Python regular expression with wiki text

2019-07-07 11:13发布

问题:

I'm trying to change wikitext into normal text using Python regular expressions substitution. There are two formatting rules regarding wiki link.

  • [[Name of page]]
  • [[Name of page | Text to display]]

    (http://en.wikipedia.org/wiki/Wikipedia:Cheatsheet)

Here is some text that gives me a headache.

The CD is composed almost entirely of [[cover version]]s of [[The Beatles]] songs which George Martin [[record producer|produced]] originally.

The text above should be changed into:

The CD is composed almost entirely of cover versions of The Beatles songs which George Martin produced originally.

The conflict between [[ ]] and [[ | ]] grammar is my main problem. I don't need one complex regular expression. Applying multiple (maybe two) regular expression substitution(s) in sequence is ok.

Please enlighten me on this problem.

回答1:

wikilink_rx = re.compile(r'\[\[(?:[^|\]]*\|)?([^\]]+)\]\]')
return wikilink_rx.sub(r'\1', the_string)

Example: http://ideone.com/7oxuz

Note: you may also find some MediaWiki parsers in http://www.mediawiki.org/wiki/Alternative_parsers.



回答2:

You're going down the wrong path. Wiki markup is notoriously hard to parse, and there are so many exceptions, edge cases and just plain busted markup that building your own regexps to do it is near-impossible. Since you're using Python, I'd suggest mwlib, which will do the hard work for you:

http://code.pediapress.com/wiki/wiki/mwlib



回答3:

This should work:

text = "The CD is composed almost entirely of [[cover version]]s of [[The Beatles]] songs which George Martin [[record producer|produced]] originally."
newText = re.sub(r'\[\[([^\|\]]+\|)?([^\]]+)\]\]',r'\2',text)


回答4:

I came up with a regex which should do the trick. Let me know if there's anything wrong with it:

r"\[\[(([^\]|]|\](?=[^\]]))*)(\|(([^\]]|\](?=[^\]]))*))?\]\]"

(Ick, I will never get over how ugly these things are!)

Group 1 should give you the wiki link. Group 4 should give you the link text, or None if there is no pipe.

An explanation:

  • (([^\]|]|\](?=[^\]]))*) finds all sequences of characters which are not "|" or "]]". It does this by finding all sequences of characters which are not "|" or "]" OR which are a "]" followed by a character which is not a "]".
  • (\|(([^\]]|\](?=[^\]]))*))? optionally matches a "|" followed by the same regex as above, to get the link text part.

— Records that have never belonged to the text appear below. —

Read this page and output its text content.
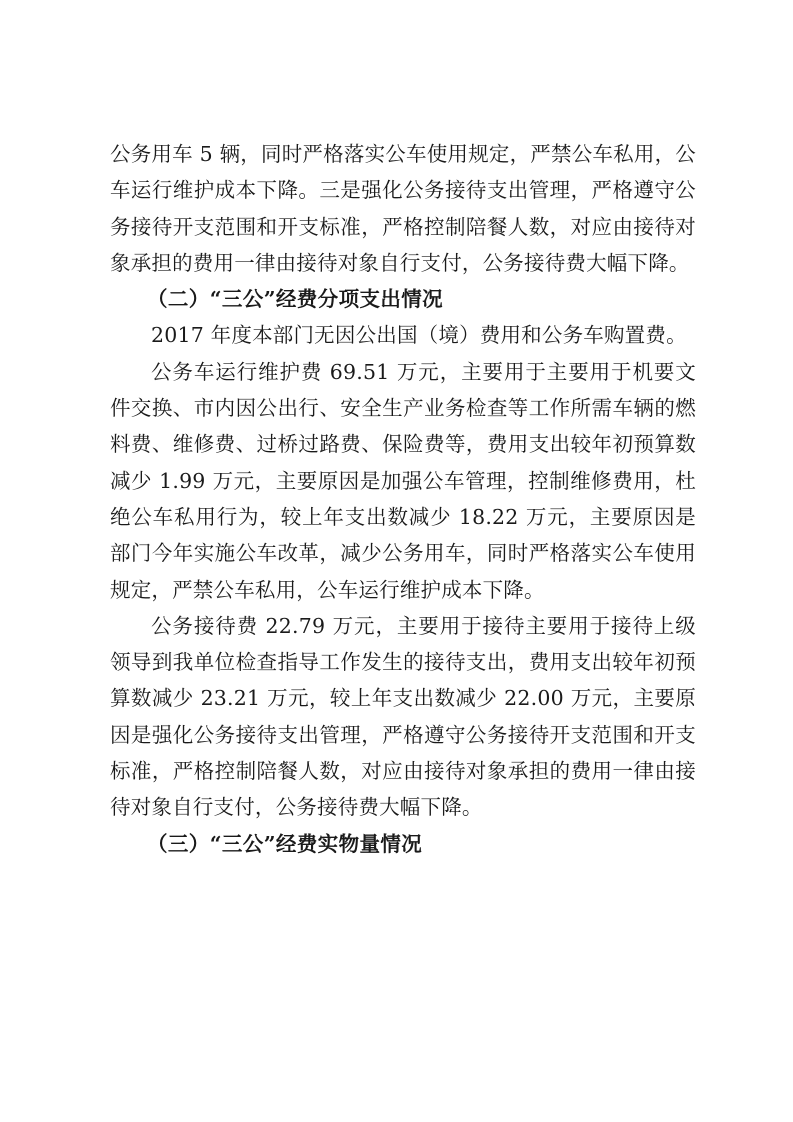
公务用车 5 辆，同时严格落实公车使用规定，严禁公车私用，公车运行维护成本下降。三是强化公务接待支出管理，严格遵守公务接待开支范围和开支标准，严格控制陪餐人数，对应由接待对象承担的费用一律由接待对象自行支付，公务接待费大幅下降。

（二）“三公”经费分项支出情况

2017 年度本部门无因公出国（境）费用和公务车购置费。

公务车运行维护费 69.51 万元，主要用于主要用于机要文件交换、市内因公出行、安全生产业务检查等工作所需车辆的燃料费、维修费、过桥过路费、保险费等，费用支出较年初预算数减少 1.99 万元，主要原因是加强公车管理，控制维修费用，杜绝公车私用行为，较上年支出数减少 18.22 万元，主要原因是部门今年实施公车改革，减少公务用车，同时严格落实公车使用规定，严禁公车私用，公车运行维护成本下降。

公务接待费 22.79 万元，主要用于接待主要用于接待上级领导到我单位检查指导工作发生的接待支出，费用支出较年初预算数减少 23.21 万元，较上年支出数减少 22.00 万元，主要原因是强化公务接待支出管理，严格遵守公务接待开支范围和开支标准，严格控制陪餐人数，对应由接待对象承担的费用一律由接待对象自行支付，公务接待费大幅下降。

（三）“三公”经费实物量情况
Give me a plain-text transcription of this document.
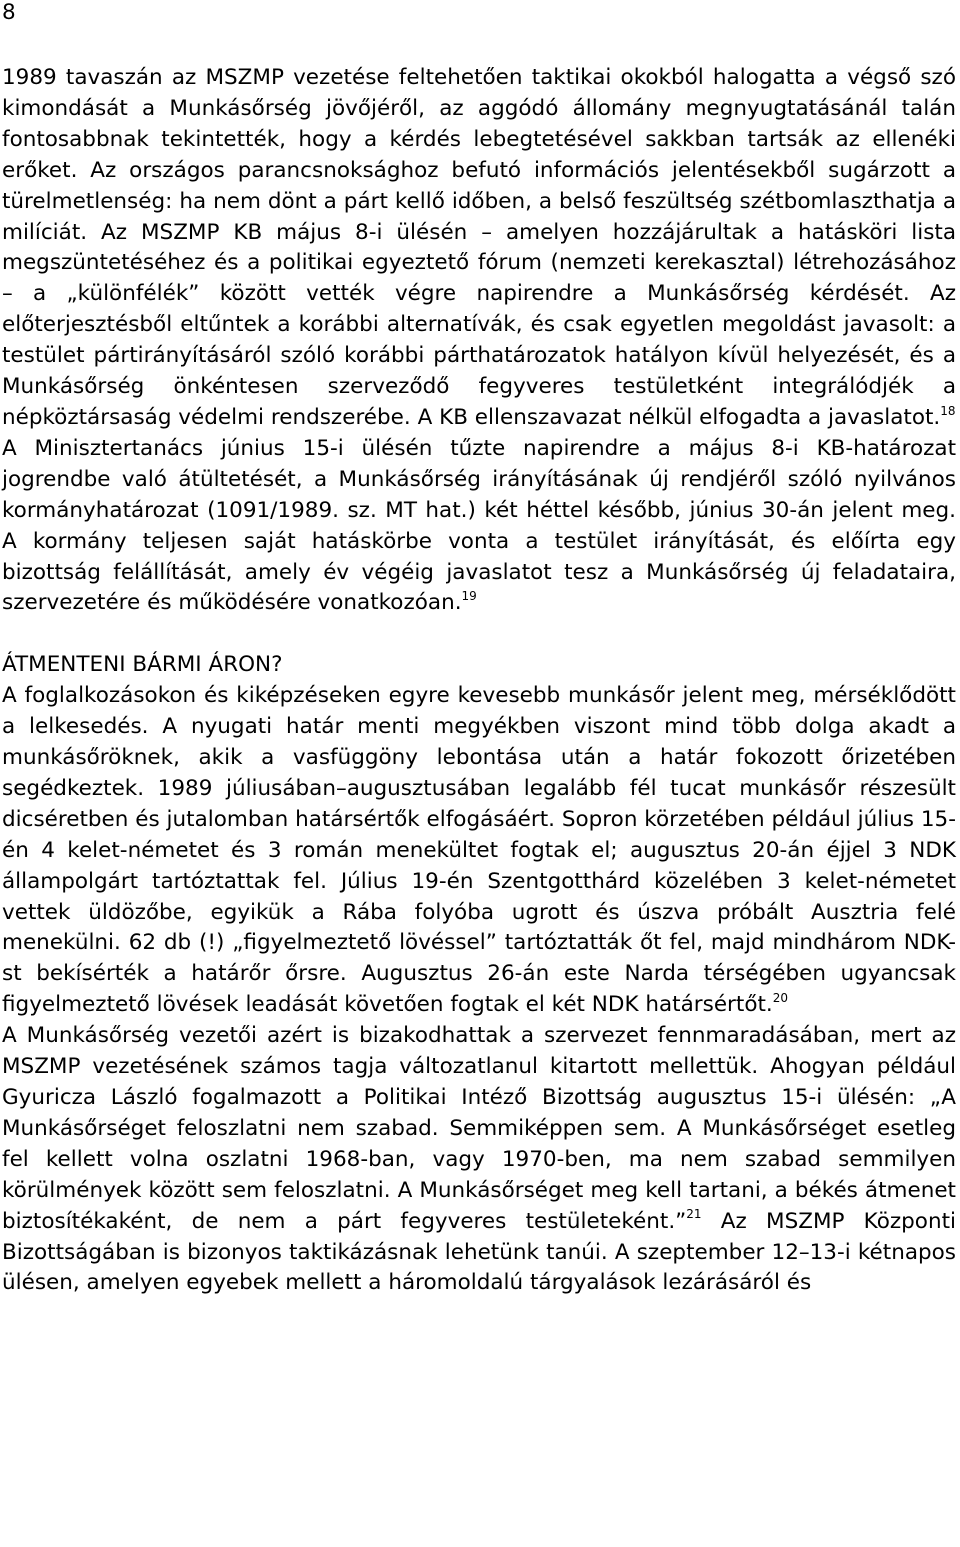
8

1989 tavaszán az MSZMP vezetése feltehetően taktikai okokból halogatta a végső szó kimondását a Munkásőrség jövőjéről, az aggódó állomány megnyugtatásánál talán fontosabbnak tekintették, hogy a kérdés lebegtetésével sakkban tartsák az ellenéki erőket. Az országos parancsnoksághoz befutó információs jelentésekből sugárzott a türelmetlenség: ha nem dönt a párt kellő időben, a belső feszültség szétbomlaszthatja a milíciát. Az MSZMP KB május 8-i ülésén – amelyen hozzájárultak a hatásköri lista megszüntetéséhez és a politikai egyeztető fórum (nemzeti kerekasztal) létrehozásához – a „különfélék” között vették végre napirendre a Munkásőrség kérdését. Az előterjesztésből eltűntek a korábbi alternatívák, és csak egyetlen megoldást javasolt: a testület pártirányításáról szóló korábbi párthatározatok hatályon kívül helyezését, és a Munkásőrség önkéntesen szerveződő fegyveres testületként integrálódjék a népköztársaság védelmi rendszerébe. A KB ellenszavazat nélkül elfogadta a javaslatot.$^{18}$

A Minisztertanács június 15-i ülésén tűzte napirendre a május 8-i KB-határozat jogrendbe való átültetését, a Munkásőrség irányításának új rendjéről szóló nyilvános kormányhatározat (1091/1989. sz. MT hat.) két héttel később, június 30-án jelent meg. A kormány teljesen saját hatáskörbe vonta a testület irányítását, és előírta egy bizottság felállítását, amely év végéig javaslatot tesz a Munkásőrség új feladataira, szervezetére és működésére vonatkozóan.$^{19}$

ÁTMENTENI BÁRMI ÁRON?

A foglalkozásokon és kiképzéseken egyre kevesebb munkásőr jelent meg, mérséklődött a lelkesedés. A nyugati határ menti megyékben viszont mind több dolga akadt a munkásőröknek, akik a vasfüggöny lebontása után a határ fokozott őrizetében segédkeztek. 1989 júliusában–augusztusában legalább fél tucat munkásőr részesült dicséretben és jutalomban határsértők elfogásáért. Sopron körzetében például július 15-én 4 kelet-németet és 3 román menekültet fogtak el; augusztus 20-án éjjel 3 NDK állampolgárt tartóztattak fel. Július 19-én Szentgotthárd közelében 3 kelet-németet vettek üldözőbe, egyikük a Rába folyóba ugrott és úszva próbált Ausztria felé menekülni. 62 db (!) „figyelmeztető lövéssel” tartóztatták őt fel, majd mindhárom NDK-st bekísérték a határőr őrsre. Augusztus 26-án este Narda térségében ugyancsak figyelmeztető lövések leadását követően fogtak el két NDK határsértőt.$^{20}$

A Munkásőrség vezetői azért is bizakodhattak a szervezet fennmaradásában, mert az MSZMP vezetésének számos tagja változatlanul kitartott mellettük. Ahogyan például Gyuricza László fogalmazott a Politikai Intéző Bizottság augusztus 15-i ülésén: „A Munkásőrséget feloszlatni nem szabad. Semmiképpen sem. A Munkásőrséget esetleg fel kellett volna oszlatni 1968-ban, vagy 1970-ben, ma nem szabad semmilyen körülmények között sem feloszlatni. A Munkásőrséget meg kell tartani, a békés átmenet biztosítékaként, de nem a párt fegyveres testületeként.”$^{21}$ Az MSZMP Központi Bizottságában is bizonyos taktikázásnak lehetünk tanúi. A szeptember 12–13-i kétnapos ülésen, amelyen egyebek mellett a háromoldalú tárgyalások lezárásáról és
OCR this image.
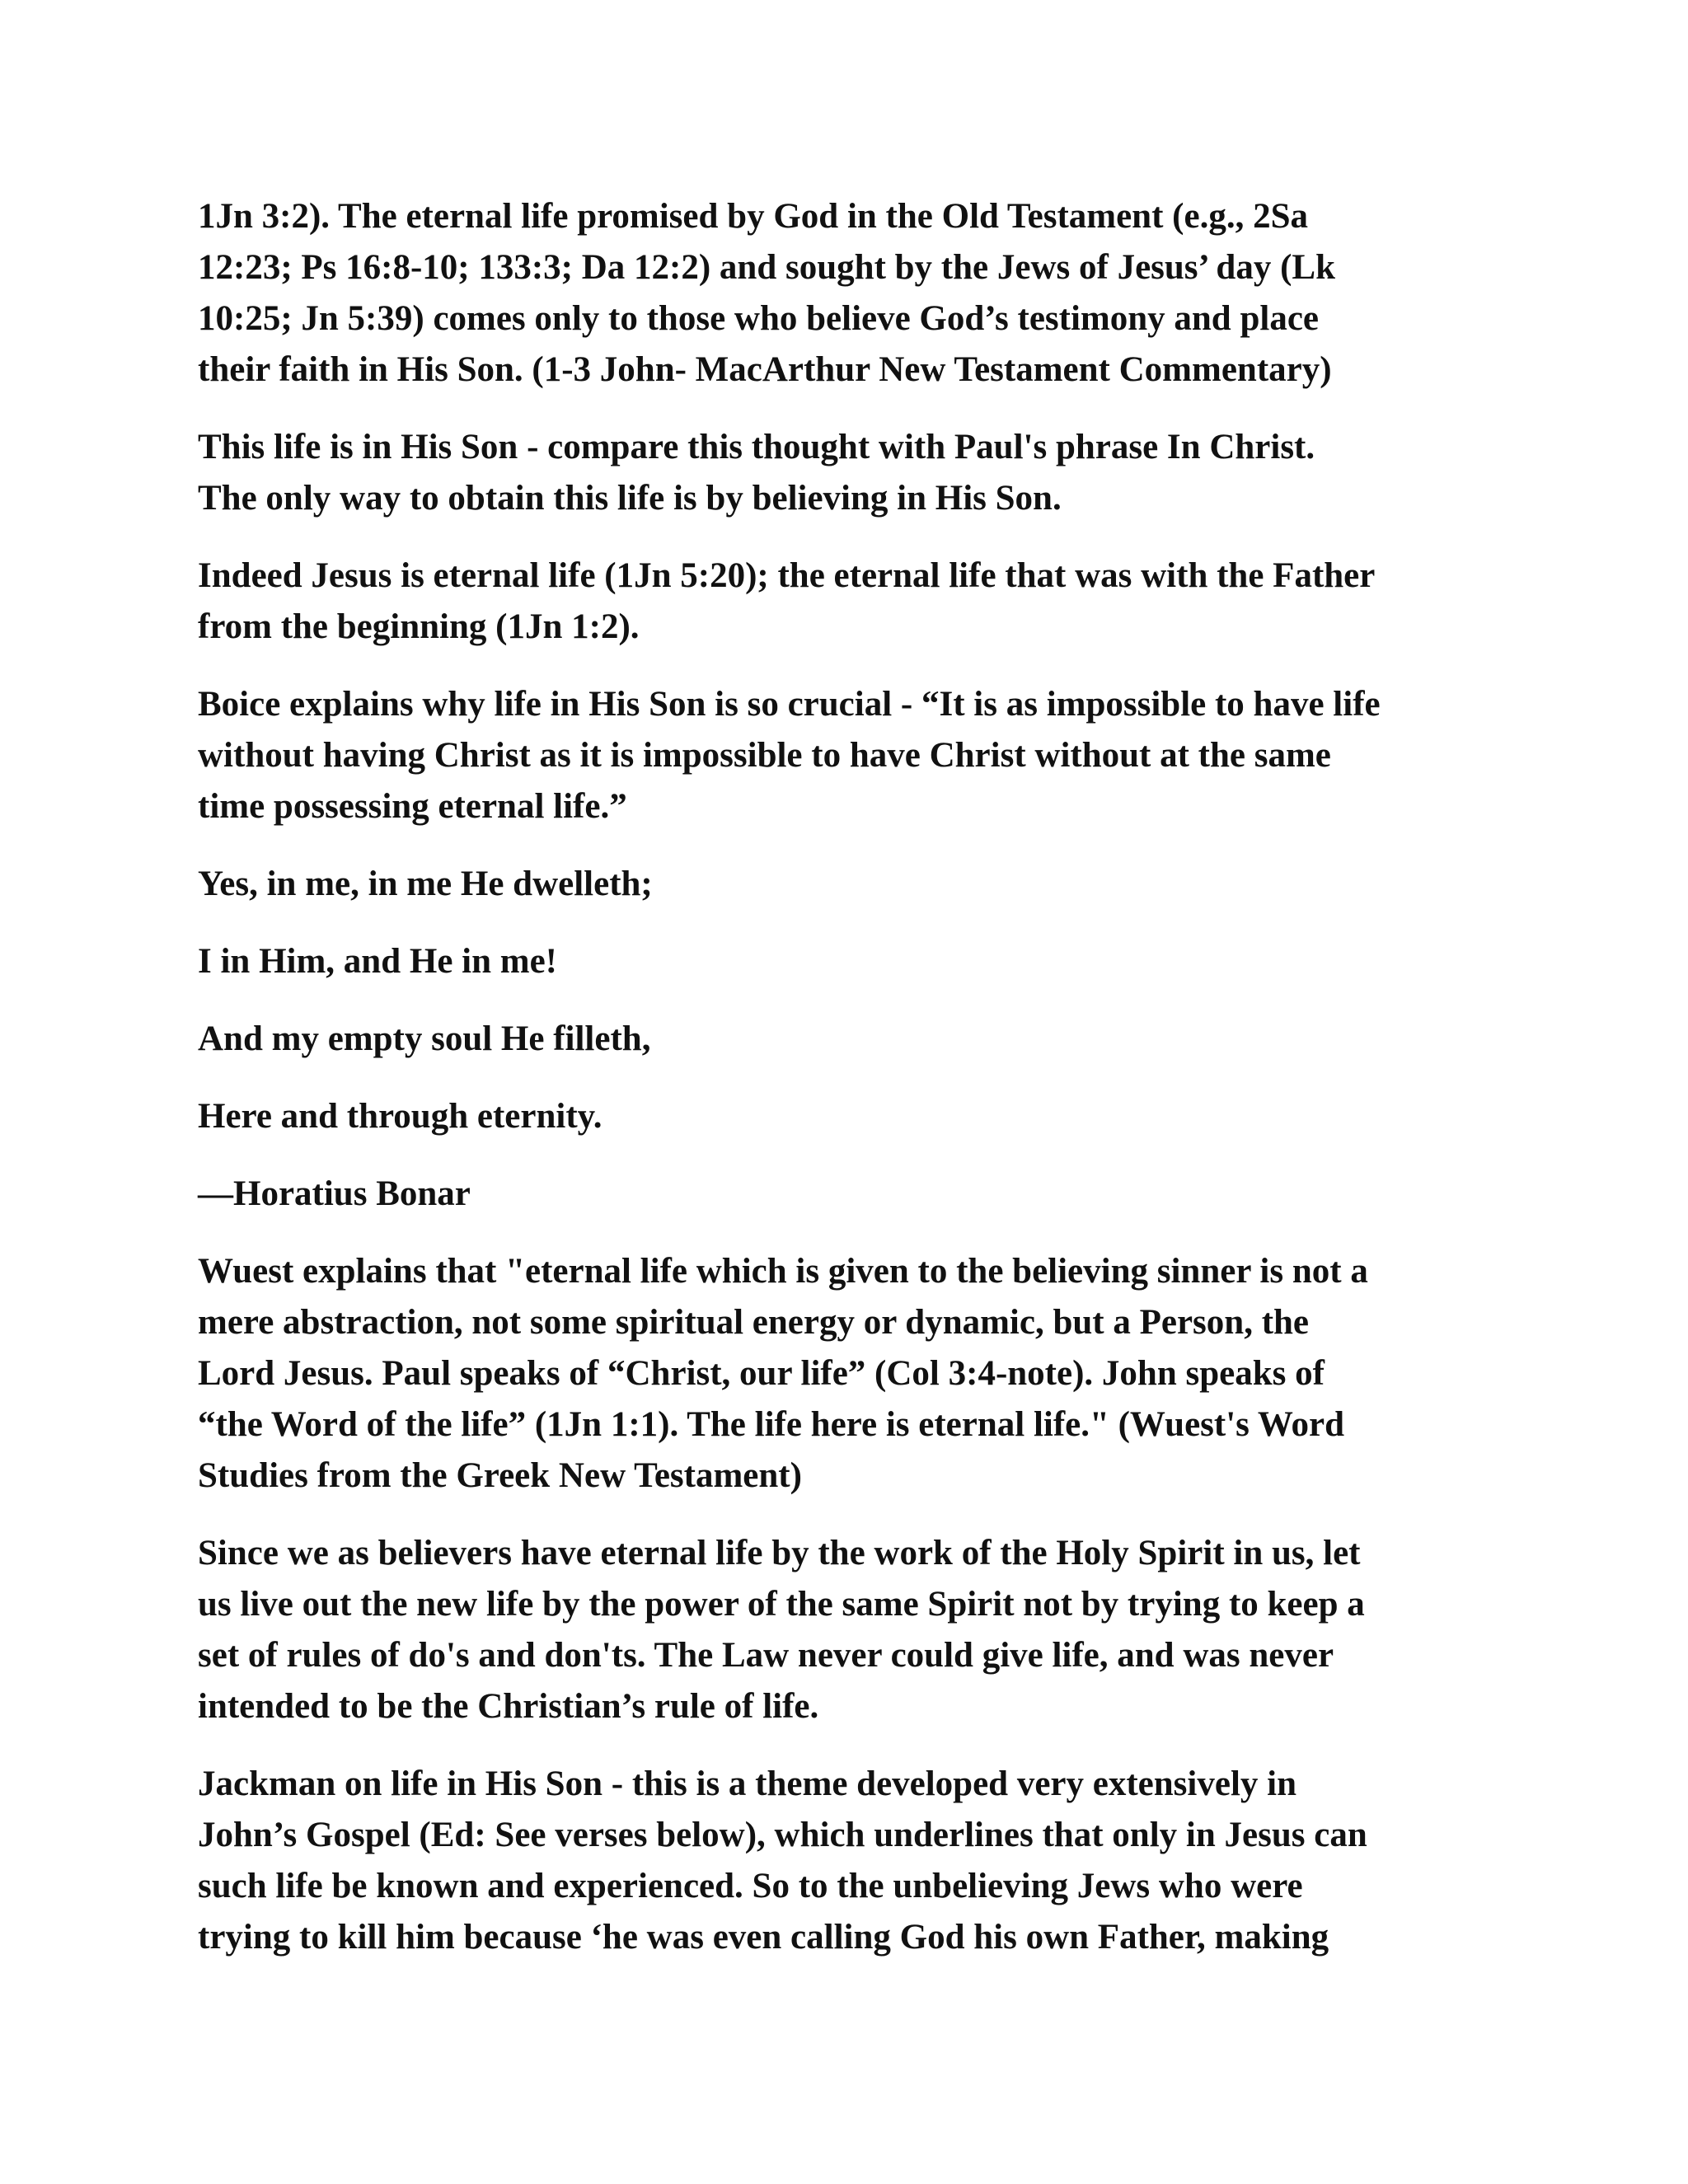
1Jn 3:2). The eternal life promised by God in the Old Testament (e.g., 2Sa
12:23; Ps 16:8-10; 133:3; Da 12:2) and sought by the Jews of Jesus’ day (Lk
10:25; Jn 5:39) comes only to those who believe God’s testimony and place
their faith in His Son. (1-3 John- MacArthur New Testament Commentary)
This life is in His Son - compare this thought with Paul's phrase In Christ.
The only way to obtain this life is by believing in His Son.
Indeed Jesus is eternal life (1Jn 5:20); the eternal life that was with the Father
from the beginning (1Jn 1:2).
Boice explains why life in His Son is so crucial - “It is as impossible to have life
without having Christ as it is impossible to have Christ without at the same
time possessing eternal life.”
Yes, in me, in me He dwelleth;
I in Him, and He in me!
And my empty soul He filleth,
Here and through eternity.
—Horatius Bonar
Wuest explains that "eternal life which is given to the believing sinner is not a
mere abstraction, not some spiritual energy or dynamic, but a Person, the
Lord Jesus. Paul speaks of “Christ, our life” (Col 3:4-note). John speaks of
“the Word of the life” (1Jn 1:1). The life here is eternal life." (Wuest's Word
Studies from the Greek New Testament)
Since we as believers have eternal life by the work of the Holy Spirit in us, let
us live out the new life by the power of the same Spirit not by trying to keep a
set of rules of do's and don'ts. The Law never could give life, and was never
intended to be the Christian’s rule of life.
Jackman on life in His Son - this is a theme developed very extensively in
John’s Gospel (Ed: See verses below), which underlines that only in Jesus can
such life be known and experienced. So to the unbelieving Jews who were
trying to kill him because ‘he was even calling God his own Father, making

The regex is slightly-changed in that it allows "|" characters.
  • Obviously the whole thing is surrounded in \[\[ ... \]\].
  • The (?=...) notation matches a regex but doesn't consume its characters, so they can be matched subsequently. I use it so as not to consume a "|" character which may appear immediately after a "]".

Edit: I fixed the regex to allow a "]" immediately before the "|", as in [[abcd]|efgh]].